The fourth is the management of upward relationships with a distinctly different quality than the management of peer and team relationships. The leader who is warm, curious, and genuinely engaged in one-to-one peer conversations but who becomes careful, managed, and politically calculated in the presence of those with power over their career, has a split that the organisation will eventually pay for. These leaders often have excellent reputations with their own teams while being experienced by more senior stakeholders as insufficiently honest or strategically self-serving.
The fifth is the progressive narrowing of the inner circle. As leaders become more senior, the natural tendency is to rely increasingly on a small group of trusted advisors who understand their style and with whom they feel psychologically safe. When this inner circle becomes too small, too homogeneous, and too protective, it progressively insulates the leader from the honest input they most need. The inner circle that was a source of strength in one context becomes, in a larger and more complex role, a filter that prevents the leader from receiving the information that would allow them to adapt.
What actually changes the trajectory
The intervention that makes a genuine difference in derailment prevention is almost always earlier than organisations typically attempt it, and it almost always requires creating the conditions for honest feedback from people who know the leader well enough to name what they actually observe. This is harder than it sounds, because the people closest to the leader are also the people with the most to lose from honest feedback and the most social pressure to provide managed input rather than genuine assessment.
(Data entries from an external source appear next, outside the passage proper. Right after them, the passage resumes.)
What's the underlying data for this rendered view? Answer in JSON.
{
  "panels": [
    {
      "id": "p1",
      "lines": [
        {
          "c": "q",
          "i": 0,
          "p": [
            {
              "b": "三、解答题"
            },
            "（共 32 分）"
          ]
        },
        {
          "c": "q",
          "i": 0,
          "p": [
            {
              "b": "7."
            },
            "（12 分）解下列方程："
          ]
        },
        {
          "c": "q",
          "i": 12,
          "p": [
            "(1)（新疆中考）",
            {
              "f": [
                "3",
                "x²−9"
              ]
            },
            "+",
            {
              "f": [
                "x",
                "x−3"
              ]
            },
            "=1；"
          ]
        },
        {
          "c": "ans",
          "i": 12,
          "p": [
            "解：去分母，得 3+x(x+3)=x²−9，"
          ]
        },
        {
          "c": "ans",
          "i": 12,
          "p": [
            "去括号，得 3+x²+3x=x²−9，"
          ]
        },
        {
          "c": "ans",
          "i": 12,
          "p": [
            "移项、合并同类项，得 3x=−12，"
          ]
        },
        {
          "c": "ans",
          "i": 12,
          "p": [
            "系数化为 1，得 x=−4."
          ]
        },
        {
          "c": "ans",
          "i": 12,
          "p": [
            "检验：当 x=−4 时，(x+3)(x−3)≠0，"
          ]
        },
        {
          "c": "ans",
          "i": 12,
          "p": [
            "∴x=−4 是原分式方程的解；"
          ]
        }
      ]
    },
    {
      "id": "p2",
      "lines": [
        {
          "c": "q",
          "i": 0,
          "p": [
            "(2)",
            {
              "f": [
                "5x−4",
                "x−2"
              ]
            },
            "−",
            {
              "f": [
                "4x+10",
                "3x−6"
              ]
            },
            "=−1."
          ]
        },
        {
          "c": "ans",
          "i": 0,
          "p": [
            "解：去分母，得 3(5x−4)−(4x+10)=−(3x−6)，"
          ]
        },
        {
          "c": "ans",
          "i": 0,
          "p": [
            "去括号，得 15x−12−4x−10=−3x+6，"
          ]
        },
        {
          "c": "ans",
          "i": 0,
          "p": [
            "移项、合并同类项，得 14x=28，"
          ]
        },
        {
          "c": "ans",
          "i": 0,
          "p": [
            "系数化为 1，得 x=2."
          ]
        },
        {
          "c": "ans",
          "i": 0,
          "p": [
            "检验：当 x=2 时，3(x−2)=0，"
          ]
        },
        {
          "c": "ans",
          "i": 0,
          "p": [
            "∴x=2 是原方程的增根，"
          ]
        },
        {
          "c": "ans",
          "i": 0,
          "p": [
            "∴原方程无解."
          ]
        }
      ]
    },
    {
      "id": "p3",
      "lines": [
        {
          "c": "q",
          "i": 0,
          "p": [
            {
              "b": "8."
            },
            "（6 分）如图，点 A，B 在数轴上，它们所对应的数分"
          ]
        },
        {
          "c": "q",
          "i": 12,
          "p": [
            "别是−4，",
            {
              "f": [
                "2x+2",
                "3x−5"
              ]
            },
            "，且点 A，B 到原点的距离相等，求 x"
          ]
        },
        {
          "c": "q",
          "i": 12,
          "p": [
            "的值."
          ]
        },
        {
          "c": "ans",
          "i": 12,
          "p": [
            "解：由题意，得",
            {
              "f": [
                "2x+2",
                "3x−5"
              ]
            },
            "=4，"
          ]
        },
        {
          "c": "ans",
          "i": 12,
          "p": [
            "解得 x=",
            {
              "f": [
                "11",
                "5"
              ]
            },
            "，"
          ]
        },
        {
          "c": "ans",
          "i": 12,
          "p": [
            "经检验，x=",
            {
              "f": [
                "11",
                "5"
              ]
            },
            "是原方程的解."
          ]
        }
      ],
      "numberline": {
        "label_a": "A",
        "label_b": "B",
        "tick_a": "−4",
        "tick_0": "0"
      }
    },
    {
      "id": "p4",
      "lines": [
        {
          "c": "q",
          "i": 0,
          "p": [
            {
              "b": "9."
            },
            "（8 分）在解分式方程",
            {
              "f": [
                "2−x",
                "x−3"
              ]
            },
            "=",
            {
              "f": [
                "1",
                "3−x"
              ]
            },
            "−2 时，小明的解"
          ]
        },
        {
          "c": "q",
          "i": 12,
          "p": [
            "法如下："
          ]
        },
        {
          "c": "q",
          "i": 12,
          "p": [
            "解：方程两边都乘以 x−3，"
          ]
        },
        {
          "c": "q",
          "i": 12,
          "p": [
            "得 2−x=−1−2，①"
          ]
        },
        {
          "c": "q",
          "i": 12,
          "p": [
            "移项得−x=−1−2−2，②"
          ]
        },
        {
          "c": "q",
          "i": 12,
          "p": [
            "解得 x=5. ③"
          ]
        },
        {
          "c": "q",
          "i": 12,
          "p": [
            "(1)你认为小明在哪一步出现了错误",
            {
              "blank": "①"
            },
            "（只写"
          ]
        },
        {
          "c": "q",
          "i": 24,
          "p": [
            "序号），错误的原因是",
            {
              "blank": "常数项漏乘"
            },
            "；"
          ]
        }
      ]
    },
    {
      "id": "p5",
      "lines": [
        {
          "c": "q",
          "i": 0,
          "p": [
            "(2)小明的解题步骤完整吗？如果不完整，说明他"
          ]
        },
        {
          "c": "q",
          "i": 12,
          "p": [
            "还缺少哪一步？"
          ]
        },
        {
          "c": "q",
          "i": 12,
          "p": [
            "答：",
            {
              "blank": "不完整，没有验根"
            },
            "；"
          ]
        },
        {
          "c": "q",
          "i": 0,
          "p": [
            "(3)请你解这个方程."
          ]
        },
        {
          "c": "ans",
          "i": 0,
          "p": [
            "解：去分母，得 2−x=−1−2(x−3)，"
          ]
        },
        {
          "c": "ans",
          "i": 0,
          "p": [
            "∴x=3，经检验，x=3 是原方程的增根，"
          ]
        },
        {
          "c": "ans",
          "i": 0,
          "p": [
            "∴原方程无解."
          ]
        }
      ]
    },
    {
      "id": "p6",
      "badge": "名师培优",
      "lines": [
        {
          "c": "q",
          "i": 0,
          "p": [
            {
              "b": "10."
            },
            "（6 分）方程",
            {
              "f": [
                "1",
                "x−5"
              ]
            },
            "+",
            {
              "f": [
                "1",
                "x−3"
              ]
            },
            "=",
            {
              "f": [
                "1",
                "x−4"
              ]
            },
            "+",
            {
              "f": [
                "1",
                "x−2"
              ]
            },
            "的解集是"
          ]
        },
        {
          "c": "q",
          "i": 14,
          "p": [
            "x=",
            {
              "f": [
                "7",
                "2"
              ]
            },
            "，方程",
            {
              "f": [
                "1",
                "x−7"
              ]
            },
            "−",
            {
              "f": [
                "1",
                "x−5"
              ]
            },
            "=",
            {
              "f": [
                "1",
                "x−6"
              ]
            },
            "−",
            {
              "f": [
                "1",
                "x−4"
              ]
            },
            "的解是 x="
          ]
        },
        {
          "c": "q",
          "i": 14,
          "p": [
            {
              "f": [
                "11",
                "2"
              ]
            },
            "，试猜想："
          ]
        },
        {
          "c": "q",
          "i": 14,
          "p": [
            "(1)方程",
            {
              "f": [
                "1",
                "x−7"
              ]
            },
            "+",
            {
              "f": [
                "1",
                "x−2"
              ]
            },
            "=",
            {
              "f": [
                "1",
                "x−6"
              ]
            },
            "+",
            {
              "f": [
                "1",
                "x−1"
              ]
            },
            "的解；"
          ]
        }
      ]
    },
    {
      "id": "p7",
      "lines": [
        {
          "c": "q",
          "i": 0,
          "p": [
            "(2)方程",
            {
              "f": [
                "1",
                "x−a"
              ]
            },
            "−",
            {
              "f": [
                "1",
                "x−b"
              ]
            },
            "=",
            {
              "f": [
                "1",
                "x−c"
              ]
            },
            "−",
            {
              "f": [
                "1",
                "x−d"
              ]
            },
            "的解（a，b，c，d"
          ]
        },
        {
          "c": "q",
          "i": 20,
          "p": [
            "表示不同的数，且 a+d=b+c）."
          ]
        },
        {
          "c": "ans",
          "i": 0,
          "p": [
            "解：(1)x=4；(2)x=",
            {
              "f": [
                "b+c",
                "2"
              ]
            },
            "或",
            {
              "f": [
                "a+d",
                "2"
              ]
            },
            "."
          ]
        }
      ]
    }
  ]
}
The structured stakeholder interview process that forms the foundation of well-designed coaching engagements is valuable here not primarily because of the data it produces but because of what the process itself communicates to the leader: that the people around them have been attending carefully to the gap between the leader’s self-understanding and their actual impact, and that this gap is significant enough to be the subject of a structured developmental conversation. The leader who can hear that message with genuine curiosity rather than defensive explanation, who can sit with the specific discomfort of discovering that their most celebrated qualities are producing effects they have not been seeing, has made the most important developmental move available to them.
The organisations that manage derailment most effectively are those that make this kind of honest developmental conversation a normal feature of high-potential leadership, rather than a crisis response to visible performance problems. By the time derailment is visible to the organisation, it has usually been visible to the people around the leader for some time. The intervention that prevents the crisis is the one that names the pattern while it is still a pattern, rather than waiting for it to become a problem. That intervention requires developmental courage from the organisation as much as from the individual leader.
Derailment is rarely a sudden event. It is a slow accumulation of small behavioural patterns that, unchallenged and unseen, eventually produce a crisis that could have been prevented with earlier, more honest developmental attention.